Positron emission tomography (PET) is a nuclear medicine test that uses a radioactive tracer and a special camera to look at organs in the body through metabolic activity. During the test, the tracer is injected to be absorbed and metabolized by cells in the body, emitting positrons. The scanner detects and records the positrons, creating three-dimensional images on a computer.
Through PET scans, physicians are able to detect abnormalities in the body. Areas with a high level metabolic activity are called “hot spots” because they appear more intense on the image than surrounding tissue. Areas of low metabolic activity appear less intense and are sometimes referred to as “cold spots.” Using these images and the information they provide, physicians evaluate how well organs and tissues are working.
A PET scan is done to:
- Study the brain’s blood flow and metabolic activity. A PET scan can help a doctor find nervous system problems, such as Alzheimer’s disease, Parkinson’s disease, multiple sclerosis, amyotrophic lateral sclerosis (ALS), Huntington’s disease, stroke, and schizophrenia.
- Find changes in the brain that may cause epilepsy.
- Evaluate some cancers, especially lymphoma or cancers of the head and neck, brain, lung, colon, or prostate. In its early stages, cancer may show up more clearly on a PET scan than on a CT scan or an MRI.

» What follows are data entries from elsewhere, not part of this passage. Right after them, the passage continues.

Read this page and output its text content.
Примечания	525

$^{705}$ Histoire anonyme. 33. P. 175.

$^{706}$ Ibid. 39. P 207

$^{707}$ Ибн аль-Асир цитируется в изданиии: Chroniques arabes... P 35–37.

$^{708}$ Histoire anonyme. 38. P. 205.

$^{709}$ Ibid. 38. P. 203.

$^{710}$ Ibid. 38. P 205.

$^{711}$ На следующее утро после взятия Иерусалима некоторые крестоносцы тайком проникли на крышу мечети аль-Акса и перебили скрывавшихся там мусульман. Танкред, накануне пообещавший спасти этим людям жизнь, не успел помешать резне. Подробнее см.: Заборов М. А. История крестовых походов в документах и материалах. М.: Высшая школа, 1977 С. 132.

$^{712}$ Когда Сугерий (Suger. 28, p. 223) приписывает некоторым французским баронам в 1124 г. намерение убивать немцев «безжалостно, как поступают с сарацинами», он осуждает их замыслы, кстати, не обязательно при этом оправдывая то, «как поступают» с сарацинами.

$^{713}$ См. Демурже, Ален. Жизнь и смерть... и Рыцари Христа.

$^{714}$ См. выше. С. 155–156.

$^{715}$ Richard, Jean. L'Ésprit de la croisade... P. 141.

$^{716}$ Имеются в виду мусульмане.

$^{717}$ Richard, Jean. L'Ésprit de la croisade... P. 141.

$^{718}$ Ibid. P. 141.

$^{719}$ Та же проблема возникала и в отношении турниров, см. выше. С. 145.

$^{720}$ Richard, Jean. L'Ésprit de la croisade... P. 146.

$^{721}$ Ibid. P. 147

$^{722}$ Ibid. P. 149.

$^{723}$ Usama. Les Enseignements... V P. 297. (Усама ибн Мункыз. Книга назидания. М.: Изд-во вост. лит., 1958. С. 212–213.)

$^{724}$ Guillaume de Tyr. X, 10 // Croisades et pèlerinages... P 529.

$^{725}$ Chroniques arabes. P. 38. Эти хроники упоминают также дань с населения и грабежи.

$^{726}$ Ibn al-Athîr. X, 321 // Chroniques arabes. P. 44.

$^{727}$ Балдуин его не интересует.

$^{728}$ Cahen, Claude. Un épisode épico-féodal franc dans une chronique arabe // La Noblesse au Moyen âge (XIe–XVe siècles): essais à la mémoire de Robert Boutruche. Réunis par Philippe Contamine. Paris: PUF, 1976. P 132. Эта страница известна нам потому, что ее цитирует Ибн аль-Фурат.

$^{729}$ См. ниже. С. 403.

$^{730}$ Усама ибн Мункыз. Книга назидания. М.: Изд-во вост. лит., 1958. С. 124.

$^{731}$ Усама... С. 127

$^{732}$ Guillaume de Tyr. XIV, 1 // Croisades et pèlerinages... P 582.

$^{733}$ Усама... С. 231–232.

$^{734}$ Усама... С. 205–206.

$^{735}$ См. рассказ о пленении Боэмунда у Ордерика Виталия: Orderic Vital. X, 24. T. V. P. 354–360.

- Help a doctor choose the best treatment for cancer. PET scans may also be done to see whether surgery can be done to remove a tumor.
- See how advanced a cancer is and whether it has spread to another area of the body (metastasized).
- Find damaged heart tissue, especially after a heart attack.
Help choose the best treatment, such as coronary artery bypass graft surgery, for a person with heart disease.